1. Die Unterbringung des Angeklagten in einem psychiatrischen Krankenhaus nach § 63 StGB kann nicht bestehen bleiben. Sie setzt u. a. die positive Feststellung eines länger andauernden, nicht nur vorübergehenden Zustandes des Täters voraus, der dazu führte, dass er - sicher feststehend - die Tat zumindest mit erheblich eingeschränkter Schuldfähigkeit im Sinne des § 21 StGB beging (st. Rspr.; vgl. BGHSt 34, 22, 27; Fischer, StGB 56. Aufl. § 63 Rdn. 6) und bedarf wegen ihres schweren Eingriffs in das Leben des Betroffenen einer besonders sorgfältigen Prüfung und Begründung. Den danach zu stellenden Anforderungen genügt das angefochtene Urteil nicht.
Das Landgericht stützt die Unterbringung im Anschluss an den gehörten Sachverständigen auf eine "ausgeprägte dissoziale Persönlichkeitsstörung mit entsprechender Neigung zu kriminell geprägten Verhaltensmustern und sadistischer Gewaltbereitschaft" (UA S. 26). Für sadistische Persönlichkeitsanteile lässt das Urteil indes den Nachweis vermissen, nachdem die verfahrensgegenständliche Tat erkennbar von Gruppendynamik geprägt war und sich die zum Beleg angeführte gefährliche Körperverletzung als eine 14 Jahre zurückliegende Spontantat erweist. Dass die Persönlichkeitsstörung ein solches Ausmaß erreicht hätte, dass sie dem Eingangsmerkmal einer schweren anderen seelischen Abartigkeit im Sinne von §§ 20, 21 StGB zugeordnet werden könnte, wird vom Landgericht - von einer formelhaften Nennung des Begriffs zu Beginn der Erörterungen zur Schuldfähigkeit (UA S. 25) abgesehen - nicht belegt. Folgerichtig führt das Urteil aus, die festgestellte "Persönlichkeitsstörung allein" führe nicht zu einer Herabsetzung der Steuerungsfähigkeit, zu ihr komme es erst, wenn Alkoholkonsum hinzutrete (UA S. 27). Damit sind aber auch nicht die Voraussetzungen belegt, unter denen die Rechtsprechung ausnahmsweise für das Zusammenwirken von schwerer anderer seelischer Abartigkeit und Alkoholsucht bzw. Alkoholkonsum die Anordnung der Unterbringung nach § 63 StGB eröffnet (vgl. BGHSt 44, 338 und 44, 369).
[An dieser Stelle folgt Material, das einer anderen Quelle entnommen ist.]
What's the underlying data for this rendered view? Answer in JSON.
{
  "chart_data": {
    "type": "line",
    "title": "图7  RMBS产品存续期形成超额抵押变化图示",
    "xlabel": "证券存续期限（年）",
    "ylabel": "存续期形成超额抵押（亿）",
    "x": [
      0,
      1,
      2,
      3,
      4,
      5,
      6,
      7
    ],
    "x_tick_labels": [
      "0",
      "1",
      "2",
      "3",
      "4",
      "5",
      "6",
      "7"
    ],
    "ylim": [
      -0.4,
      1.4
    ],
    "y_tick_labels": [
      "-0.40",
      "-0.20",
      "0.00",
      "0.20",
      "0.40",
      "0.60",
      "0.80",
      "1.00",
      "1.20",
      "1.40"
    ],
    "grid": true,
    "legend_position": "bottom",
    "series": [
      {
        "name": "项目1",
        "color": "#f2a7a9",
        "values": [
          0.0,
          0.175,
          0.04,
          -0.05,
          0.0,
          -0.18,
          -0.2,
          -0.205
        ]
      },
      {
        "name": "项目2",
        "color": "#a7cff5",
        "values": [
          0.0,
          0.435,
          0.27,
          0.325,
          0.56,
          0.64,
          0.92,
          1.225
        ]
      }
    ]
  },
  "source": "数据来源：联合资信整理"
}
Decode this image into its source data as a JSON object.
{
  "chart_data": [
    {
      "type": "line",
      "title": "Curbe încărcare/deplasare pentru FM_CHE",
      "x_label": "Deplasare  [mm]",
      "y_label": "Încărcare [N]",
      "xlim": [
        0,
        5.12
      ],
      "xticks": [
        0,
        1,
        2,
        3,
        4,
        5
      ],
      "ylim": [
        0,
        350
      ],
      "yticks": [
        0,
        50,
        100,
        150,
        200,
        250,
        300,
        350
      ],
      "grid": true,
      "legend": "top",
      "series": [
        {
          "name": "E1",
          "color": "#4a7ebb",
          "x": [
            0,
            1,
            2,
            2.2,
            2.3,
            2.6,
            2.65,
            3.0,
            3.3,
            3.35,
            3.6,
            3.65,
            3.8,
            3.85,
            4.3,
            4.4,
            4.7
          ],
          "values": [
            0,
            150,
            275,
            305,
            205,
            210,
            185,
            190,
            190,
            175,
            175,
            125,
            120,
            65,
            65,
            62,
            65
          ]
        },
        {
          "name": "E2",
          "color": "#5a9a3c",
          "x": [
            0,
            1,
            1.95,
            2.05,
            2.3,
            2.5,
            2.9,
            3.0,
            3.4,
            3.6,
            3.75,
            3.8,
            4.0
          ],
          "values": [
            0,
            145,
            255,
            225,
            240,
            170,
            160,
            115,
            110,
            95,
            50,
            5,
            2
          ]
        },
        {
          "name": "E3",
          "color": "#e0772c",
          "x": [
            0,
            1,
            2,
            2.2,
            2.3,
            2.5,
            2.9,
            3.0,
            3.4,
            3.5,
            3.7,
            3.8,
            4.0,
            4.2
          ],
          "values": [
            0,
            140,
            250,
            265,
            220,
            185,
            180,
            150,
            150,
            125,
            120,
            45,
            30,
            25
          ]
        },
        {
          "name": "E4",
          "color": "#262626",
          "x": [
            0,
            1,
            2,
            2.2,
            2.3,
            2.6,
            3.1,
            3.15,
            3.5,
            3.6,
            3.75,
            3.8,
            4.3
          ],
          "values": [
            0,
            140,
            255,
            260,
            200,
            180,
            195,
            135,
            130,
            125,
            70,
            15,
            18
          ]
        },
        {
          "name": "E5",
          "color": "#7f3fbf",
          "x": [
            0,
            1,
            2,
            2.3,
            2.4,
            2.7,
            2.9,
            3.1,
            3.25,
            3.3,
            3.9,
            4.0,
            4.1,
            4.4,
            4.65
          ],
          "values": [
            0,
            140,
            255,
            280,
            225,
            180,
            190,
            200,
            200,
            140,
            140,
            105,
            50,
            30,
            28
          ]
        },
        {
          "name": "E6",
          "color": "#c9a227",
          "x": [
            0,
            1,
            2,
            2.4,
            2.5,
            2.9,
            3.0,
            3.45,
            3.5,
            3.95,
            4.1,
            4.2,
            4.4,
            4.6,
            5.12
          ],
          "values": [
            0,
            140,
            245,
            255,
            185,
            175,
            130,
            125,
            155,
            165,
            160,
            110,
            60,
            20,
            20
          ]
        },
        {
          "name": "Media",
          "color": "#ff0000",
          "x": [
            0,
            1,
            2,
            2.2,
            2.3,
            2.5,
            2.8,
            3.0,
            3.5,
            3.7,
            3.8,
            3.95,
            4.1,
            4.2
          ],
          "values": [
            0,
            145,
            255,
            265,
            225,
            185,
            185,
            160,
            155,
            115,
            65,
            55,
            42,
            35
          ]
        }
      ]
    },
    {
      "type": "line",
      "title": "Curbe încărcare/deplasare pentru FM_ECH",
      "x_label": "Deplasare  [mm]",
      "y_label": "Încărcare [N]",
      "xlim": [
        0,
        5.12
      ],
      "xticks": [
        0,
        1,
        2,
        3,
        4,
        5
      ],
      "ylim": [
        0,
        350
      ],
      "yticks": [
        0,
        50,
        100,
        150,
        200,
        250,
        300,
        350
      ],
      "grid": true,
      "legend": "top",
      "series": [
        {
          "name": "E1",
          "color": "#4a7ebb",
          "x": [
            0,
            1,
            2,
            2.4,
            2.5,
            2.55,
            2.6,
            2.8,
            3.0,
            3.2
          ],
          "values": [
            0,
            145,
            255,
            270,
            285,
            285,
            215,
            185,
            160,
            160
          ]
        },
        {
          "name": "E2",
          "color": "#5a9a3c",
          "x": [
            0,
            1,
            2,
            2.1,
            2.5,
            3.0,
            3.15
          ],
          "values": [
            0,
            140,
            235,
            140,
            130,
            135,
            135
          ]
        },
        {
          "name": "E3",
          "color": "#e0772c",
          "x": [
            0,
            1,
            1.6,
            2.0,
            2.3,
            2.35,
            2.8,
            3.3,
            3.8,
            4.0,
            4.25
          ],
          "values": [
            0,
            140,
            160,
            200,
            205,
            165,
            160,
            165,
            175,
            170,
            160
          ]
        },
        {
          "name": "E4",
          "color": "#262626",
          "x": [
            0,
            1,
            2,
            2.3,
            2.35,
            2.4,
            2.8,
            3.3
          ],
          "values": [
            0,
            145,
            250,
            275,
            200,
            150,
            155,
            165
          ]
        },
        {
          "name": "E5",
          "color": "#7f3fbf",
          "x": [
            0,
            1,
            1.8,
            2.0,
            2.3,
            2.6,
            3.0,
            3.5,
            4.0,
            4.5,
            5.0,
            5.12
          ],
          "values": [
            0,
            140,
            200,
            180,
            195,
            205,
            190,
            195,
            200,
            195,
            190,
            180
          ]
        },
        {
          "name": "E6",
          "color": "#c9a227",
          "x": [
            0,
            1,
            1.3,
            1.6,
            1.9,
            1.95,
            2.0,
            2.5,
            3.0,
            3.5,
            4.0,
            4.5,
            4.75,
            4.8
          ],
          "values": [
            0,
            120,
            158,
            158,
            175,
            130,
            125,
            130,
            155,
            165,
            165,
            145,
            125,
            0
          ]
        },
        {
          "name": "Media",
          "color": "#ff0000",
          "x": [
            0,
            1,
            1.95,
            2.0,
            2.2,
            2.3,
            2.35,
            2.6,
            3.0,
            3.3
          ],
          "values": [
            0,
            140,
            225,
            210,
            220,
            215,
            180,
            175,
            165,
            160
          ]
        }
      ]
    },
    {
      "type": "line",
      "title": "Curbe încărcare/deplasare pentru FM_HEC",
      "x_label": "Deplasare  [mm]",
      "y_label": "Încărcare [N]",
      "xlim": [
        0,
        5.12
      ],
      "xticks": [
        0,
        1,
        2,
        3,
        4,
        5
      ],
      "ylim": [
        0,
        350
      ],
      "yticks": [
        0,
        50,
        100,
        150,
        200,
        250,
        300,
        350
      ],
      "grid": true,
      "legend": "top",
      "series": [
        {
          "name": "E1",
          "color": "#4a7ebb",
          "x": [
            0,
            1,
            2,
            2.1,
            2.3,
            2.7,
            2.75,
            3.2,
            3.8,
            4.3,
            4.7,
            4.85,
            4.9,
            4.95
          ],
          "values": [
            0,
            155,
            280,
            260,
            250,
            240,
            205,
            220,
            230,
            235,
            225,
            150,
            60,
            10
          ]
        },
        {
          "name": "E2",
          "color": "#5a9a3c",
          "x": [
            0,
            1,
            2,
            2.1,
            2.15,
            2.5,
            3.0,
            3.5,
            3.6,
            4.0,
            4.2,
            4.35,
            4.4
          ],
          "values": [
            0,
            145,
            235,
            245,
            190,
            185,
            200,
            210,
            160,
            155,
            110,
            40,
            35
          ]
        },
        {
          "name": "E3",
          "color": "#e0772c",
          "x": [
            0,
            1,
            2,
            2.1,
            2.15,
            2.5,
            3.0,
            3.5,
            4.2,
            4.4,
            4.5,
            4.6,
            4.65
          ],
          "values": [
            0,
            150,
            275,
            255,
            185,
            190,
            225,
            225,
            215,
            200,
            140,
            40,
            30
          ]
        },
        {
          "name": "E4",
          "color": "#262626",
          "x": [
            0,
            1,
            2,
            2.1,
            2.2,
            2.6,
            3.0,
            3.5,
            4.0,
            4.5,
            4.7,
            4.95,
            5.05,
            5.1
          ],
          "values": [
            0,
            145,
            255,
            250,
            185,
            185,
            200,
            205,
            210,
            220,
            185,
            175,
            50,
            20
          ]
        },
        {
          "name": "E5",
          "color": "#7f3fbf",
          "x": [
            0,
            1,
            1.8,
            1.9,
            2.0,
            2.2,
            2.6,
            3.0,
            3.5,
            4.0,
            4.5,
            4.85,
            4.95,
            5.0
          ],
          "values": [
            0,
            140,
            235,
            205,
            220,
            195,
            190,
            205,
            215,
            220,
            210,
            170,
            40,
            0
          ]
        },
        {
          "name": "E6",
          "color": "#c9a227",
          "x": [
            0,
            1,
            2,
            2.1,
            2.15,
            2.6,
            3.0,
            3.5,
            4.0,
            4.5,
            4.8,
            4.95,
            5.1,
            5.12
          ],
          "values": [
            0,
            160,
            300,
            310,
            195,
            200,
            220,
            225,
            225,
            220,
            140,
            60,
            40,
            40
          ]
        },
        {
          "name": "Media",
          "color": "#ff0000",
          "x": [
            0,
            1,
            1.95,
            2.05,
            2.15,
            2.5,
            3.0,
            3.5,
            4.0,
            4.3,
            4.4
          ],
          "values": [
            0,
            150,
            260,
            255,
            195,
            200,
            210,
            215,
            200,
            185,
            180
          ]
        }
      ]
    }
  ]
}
2. Die Aufhebung des Maßregelausspruchs entzieht auch der verhängten lebenslangen Freiheitsstrafe die Grundlage. Das Landgericht hat trotz der festgestellten erheblichen Verminderung der Steuerungsfähigkeit des Angeklagten von einer Strafrahmenverschiebung nach §§ 21, 49 Abs. 1 StGB abgesehen, weil es die Trunkenheit des Angeklagten als verschuldet angesehen hat. Dies setzt voraus, dass dem Angeklagten der Alkoholkonsum uneingeschränkt vorwerfbar ist (vgl. BGH NStZ 2004, 495; 2008, 330), wobei an diese Entscheidung besonders strenge Anforderungen zu stellen sind, wenn es um die Verhängung lebenslanger Freiheitsstrafe geht (vgl. BGH NStZ 2005, 384). Der Senat kann nicht ausschließen, dass der neue Tatrichter aufgrund erneuter Verhandlung - bei der sich die Hinzuziehung eines anderen Sachverständigen empfehlen wird - zu der Überzeugung gelangt, dass dem Angeklagten aufgrund seiner psychischen Beeinträchtigungen der Alkoholkonsum nicht uneingeschränkt vorwerfbar war. Eine vollkommene Aufhebung der Schuldfähigkeit scheidet dagegen aus.